Among other initiatives, we’ve created a Public Transport Lab aimed at increasing transport capacity and making urban travel more comfortable and pleasant. This open innovation initiative has brought together some 60 SNCF Group employees from a wide range of areas—marketing, infrastructure, strategy and more—to trigger new ideas.

Today our Public Transport Lab is working to:

  • make the transport system more powerful by simplifying and adapting operations;
  • anticipate and manage peak demand to meet passenger expectations and keep the transport system running at peak performance;
  • move clients through our stations more smoothly by managing passenger flow and by developing innovative new services that meet their expectations and create value;
  • bring our clients into the innovation process—for example, by naming selected opinion leaders as ambassadors for the Transilien network serving the Paris region.

The Fast Track to Safety

To keep rail corridors open for commercial traffic, we’re fitting our passenger and freight trains with sensors that can monitor system conditions continuously or simply as needed, identifying changes in the rail line and in the sleepers, ballast and other components that make it up. The project is currently in the experimental stage: since late 2013, the on-board monitoring system has operated on one of the regional trains serving the Paris suburbs.

Recovering Braking Energy

We’re planning a demonstration project at the Masséna unit in Paris to confirm the technical and economic viability of recovering braking energy as 1500V power. Once it is fully deployed, we could use this solution to cut €6 million from our power bill for the Paris region, either by selling the recovered energy back to the producer, or by using it to power train stations, recharge electrical vehicles, or meet other energy needs.

Learn More About Our CO2 Footprint

The Energy

SNCF is the single largest electricity consumer in France, accounting for 1.5% of the nation’s energy output, and with train operation accounting for 89% of our power bill, we’re highly energy-dependent. Bottom line: getting energy use under control is critical to growing our business. Two executive committees have worked exclusively on our energy transition since late 2012, and they’ve identified our first step—improving energy efficiency, optimizing our energy purchasing policy, developing and deploying a corporate energy policy, and educating our managers. By the year 2020, we plan to reduce the energy consumption of our rail facilities by 20%.

We’ll start by optimizing our existing facilities—equipment, stations, and other sites­—and adopting new energy management practices that will allocate available energy as efficiently as possible. To achieve this goal, we’ll take two essential and complementary steps:

  • minimize the electricity requirements of our various operations, which will also reduce our power bill; and
  • minimize our total consumption of both electric and diesel power to cut costs and reduce environmental impact.

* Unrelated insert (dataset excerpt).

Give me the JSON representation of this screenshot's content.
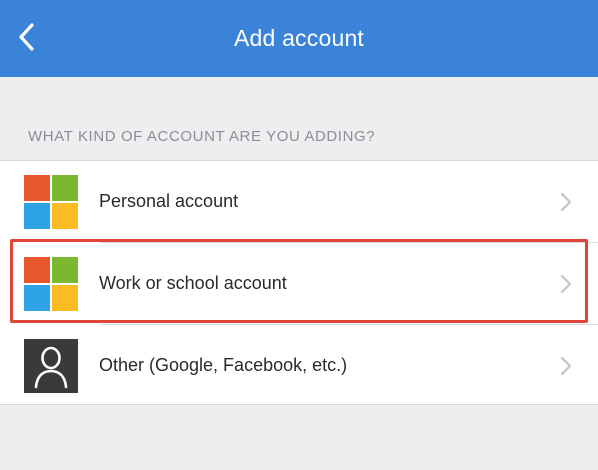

This will also help us meet our targets for reducing greenhouse gas emissions. Under France's national plan for adapting to climate change, our goals are to reduce passenger emissions by another 40% and freight emissions by another 33% by 2020.

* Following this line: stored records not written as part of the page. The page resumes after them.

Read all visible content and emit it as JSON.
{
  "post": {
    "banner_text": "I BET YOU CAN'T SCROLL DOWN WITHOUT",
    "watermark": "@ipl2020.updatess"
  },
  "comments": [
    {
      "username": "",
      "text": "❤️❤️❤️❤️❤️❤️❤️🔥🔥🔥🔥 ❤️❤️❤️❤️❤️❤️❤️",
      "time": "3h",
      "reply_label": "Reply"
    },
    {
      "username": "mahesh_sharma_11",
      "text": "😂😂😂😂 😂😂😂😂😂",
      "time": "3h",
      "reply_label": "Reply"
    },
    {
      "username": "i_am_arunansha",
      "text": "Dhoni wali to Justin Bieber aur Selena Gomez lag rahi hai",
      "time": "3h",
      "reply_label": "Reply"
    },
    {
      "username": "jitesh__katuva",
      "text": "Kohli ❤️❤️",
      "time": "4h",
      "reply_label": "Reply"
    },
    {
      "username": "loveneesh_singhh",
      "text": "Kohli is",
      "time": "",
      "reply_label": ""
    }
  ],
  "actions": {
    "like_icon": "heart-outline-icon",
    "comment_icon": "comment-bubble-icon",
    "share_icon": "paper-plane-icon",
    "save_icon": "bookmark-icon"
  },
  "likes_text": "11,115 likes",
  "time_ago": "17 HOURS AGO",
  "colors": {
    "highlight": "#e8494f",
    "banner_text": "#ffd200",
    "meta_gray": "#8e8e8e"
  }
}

Our Innovation & Research and Sustainable Development divisions invite you to experience the cutting edge of eco-design—a revolutionary break with conventional industrial attitudes. This approach to design inspires practitioners to innovate by abandoning their usual working and methods and adopting new ways of thinking.

What is eco-design?

Designing a product or service in a way that preserves its features and performance, but reduces negative impact on the environment throughout its life cycle.